While much of the attention after the shooting has been placed on the fact that six of the eight people killed were Asian American women, Democrats have also said the tragedy shows the need to limit who can buy and own guns.
“We need reasonable gun reform in our country,” Mr Warnock, a Georgia Democrat, said in an interview on Sunday with NBC.
The senator highlighted the contrast between the Republican-run Georgia state government’s haste to pass laws that would restrict voting access and its inactivity on gun reforms.
“This shooter was able to kill all of these folks the same day he purchased a firearm. But right now what is our legislature doing? They’re busy under the gold dome here in Georgia trying to prevent people from being able to vote the same day they register,” Mr Warnock said.

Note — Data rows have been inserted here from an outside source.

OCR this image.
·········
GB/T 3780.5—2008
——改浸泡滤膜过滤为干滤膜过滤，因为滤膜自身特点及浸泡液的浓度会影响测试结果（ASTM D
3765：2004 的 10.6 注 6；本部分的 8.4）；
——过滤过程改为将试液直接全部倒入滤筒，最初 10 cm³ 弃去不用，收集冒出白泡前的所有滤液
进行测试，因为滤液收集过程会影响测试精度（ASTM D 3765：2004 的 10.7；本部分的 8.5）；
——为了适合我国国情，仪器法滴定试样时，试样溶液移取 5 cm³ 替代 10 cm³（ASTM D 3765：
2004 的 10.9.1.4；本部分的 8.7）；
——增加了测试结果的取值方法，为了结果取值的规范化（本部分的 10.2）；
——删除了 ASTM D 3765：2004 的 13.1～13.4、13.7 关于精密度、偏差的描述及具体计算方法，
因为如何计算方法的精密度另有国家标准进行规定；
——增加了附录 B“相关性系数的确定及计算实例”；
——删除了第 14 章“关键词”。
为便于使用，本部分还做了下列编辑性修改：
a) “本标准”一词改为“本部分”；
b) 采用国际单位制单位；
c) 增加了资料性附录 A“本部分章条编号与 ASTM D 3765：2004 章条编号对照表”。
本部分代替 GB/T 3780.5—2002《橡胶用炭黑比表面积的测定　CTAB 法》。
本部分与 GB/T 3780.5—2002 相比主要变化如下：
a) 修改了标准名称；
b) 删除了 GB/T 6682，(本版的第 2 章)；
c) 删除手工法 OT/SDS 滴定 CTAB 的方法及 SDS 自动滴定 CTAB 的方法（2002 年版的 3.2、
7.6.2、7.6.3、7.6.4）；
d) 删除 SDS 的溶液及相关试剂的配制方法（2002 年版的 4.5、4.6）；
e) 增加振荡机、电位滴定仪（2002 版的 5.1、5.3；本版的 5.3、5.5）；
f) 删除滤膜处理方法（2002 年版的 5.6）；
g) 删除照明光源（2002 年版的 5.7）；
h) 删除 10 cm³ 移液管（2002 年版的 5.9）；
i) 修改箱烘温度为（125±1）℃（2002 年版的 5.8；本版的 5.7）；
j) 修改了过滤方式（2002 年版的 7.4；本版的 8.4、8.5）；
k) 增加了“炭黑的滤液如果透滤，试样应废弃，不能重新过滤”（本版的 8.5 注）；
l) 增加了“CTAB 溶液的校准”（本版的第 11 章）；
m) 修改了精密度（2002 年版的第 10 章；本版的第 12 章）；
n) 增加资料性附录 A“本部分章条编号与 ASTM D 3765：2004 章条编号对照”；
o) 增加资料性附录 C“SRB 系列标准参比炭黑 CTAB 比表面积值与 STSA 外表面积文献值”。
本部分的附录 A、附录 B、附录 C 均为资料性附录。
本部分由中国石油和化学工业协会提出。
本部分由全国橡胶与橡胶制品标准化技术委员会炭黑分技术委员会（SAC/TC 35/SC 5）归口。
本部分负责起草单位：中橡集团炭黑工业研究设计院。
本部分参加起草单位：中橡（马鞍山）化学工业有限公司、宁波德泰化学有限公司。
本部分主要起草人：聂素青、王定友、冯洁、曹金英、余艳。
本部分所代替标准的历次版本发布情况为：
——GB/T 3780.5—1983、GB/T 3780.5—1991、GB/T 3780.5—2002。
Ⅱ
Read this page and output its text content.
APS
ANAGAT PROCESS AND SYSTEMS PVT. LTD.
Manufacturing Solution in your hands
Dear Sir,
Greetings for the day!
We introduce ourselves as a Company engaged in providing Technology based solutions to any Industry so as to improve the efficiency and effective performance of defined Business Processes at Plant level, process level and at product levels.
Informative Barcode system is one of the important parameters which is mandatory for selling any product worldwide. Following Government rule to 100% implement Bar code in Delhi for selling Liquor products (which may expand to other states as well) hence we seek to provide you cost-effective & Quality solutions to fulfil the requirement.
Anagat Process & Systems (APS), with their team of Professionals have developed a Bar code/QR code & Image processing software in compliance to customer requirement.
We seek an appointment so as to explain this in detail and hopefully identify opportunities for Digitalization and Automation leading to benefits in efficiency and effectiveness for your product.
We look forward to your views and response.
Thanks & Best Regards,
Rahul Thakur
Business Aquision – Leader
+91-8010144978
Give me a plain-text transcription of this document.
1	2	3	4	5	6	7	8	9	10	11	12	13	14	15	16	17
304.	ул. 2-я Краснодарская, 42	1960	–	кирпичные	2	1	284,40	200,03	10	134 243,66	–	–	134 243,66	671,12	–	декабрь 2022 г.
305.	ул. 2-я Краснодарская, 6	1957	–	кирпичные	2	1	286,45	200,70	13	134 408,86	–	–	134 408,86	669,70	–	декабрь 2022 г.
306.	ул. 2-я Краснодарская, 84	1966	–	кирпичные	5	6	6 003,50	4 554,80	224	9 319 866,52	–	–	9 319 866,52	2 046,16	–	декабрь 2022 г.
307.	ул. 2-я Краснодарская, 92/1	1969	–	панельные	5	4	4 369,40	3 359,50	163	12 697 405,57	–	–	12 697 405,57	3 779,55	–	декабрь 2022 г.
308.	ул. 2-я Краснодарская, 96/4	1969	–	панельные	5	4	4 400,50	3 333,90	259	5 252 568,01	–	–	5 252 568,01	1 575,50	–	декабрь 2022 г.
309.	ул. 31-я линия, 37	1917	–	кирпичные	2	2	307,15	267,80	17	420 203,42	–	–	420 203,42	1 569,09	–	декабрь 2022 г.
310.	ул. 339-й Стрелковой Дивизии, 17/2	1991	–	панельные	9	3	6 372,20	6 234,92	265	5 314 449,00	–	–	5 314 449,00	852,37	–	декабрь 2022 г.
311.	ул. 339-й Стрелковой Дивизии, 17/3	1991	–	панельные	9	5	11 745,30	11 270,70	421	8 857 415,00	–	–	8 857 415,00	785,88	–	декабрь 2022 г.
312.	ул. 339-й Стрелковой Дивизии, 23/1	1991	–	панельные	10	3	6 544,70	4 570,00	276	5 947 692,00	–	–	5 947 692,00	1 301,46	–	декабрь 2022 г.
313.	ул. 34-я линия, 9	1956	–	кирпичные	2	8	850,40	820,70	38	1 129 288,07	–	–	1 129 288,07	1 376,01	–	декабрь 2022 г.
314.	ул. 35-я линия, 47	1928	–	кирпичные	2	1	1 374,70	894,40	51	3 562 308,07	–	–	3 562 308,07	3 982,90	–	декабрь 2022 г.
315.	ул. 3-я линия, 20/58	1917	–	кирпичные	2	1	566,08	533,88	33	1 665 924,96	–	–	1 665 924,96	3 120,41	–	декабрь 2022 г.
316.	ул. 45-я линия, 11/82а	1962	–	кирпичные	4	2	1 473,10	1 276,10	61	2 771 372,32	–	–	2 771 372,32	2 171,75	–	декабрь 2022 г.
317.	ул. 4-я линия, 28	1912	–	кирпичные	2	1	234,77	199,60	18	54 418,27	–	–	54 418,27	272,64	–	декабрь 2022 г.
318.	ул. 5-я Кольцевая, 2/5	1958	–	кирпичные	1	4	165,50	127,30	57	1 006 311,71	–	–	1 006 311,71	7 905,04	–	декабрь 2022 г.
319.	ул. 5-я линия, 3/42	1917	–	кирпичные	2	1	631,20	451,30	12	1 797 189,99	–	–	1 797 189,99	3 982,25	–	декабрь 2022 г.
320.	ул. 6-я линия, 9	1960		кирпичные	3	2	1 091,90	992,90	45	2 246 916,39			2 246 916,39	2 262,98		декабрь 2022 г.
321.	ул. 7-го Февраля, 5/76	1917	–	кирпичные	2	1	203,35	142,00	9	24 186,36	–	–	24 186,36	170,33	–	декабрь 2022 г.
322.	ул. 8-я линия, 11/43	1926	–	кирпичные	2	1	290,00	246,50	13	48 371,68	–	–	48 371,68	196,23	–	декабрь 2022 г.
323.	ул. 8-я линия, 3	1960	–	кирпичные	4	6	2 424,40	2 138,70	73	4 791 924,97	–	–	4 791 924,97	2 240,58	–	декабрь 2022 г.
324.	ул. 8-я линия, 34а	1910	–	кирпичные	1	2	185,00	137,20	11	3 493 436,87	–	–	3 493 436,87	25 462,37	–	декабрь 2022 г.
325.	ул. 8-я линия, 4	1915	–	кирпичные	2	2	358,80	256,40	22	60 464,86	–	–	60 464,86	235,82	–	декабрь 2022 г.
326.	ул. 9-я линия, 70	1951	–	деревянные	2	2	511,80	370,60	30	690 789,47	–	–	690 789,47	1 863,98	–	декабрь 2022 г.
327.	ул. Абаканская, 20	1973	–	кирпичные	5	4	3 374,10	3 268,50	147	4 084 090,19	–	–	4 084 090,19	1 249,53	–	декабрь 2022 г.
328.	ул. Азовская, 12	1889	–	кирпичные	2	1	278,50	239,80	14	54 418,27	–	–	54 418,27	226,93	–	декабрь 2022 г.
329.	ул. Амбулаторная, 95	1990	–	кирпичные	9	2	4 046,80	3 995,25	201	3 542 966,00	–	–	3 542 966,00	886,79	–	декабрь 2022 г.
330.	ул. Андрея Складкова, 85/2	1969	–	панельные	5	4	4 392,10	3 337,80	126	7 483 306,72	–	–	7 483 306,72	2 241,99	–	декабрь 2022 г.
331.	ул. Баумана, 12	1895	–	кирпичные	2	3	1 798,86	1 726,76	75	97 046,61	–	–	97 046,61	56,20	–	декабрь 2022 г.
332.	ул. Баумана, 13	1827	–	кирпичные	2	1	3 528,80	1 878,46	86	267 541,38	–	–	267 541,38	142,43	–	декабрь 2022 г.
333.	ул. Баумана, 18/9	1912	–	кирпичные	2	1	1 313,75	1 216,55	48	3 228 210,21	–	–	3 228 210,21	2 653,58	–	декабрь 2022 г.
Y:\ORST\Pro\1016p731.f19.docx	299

“I think that suggests a distortion of values — when you can buy a gun and create this much carnage and violence on the same day, but if you want to exercise your right to vote as an American citizen the same legislature that should be focused on this is busy erecting barriers to that constitutional right.”
The shooting in Atlanta has brought the rise in anti-Asian American violence into the national spotlight in recent days.
Following a week of rallies and vigils across the country, an emotional hearing in Congress, and remarks to the nation from Atlanta delivered by Joe Biden and Kamala Harris, hundreds of people gathered on Saturday for a “Stop Asian Hate” rally steps away from Georgia’s State Capitol building.
Bee Nguyen, the first Vietnamese American elected to Georgia’s House of Representatives, said that the victims had “no one in their community to watch their back … and we are left with deep grief and rage and sorrow.”
The suspect in the shooting, Robert Aaron Long, who is white, has been charged with multiple counts of murder and one count of assault.
He has admitted to authorities that he was the shooter, claiming he viewed it as an attempt to purge his “sexual addiction.”
Advocates have said Mr Long’s case enmeshes violent misogyny with racist tropes of sexualising Asian women.
While Mr Biden and the White House have said little about the need for broad gun control reform in the days since the shooting, the president’s former boss, Barack Obama, forcefully demanded restrictions.
“Yesterday’s shootings are another tragic reminder that we have far more work to do to put in place commonsense gun safety laws and root out the pervasive patterns of hatred and violence in our society,” Mr Obama tweeted.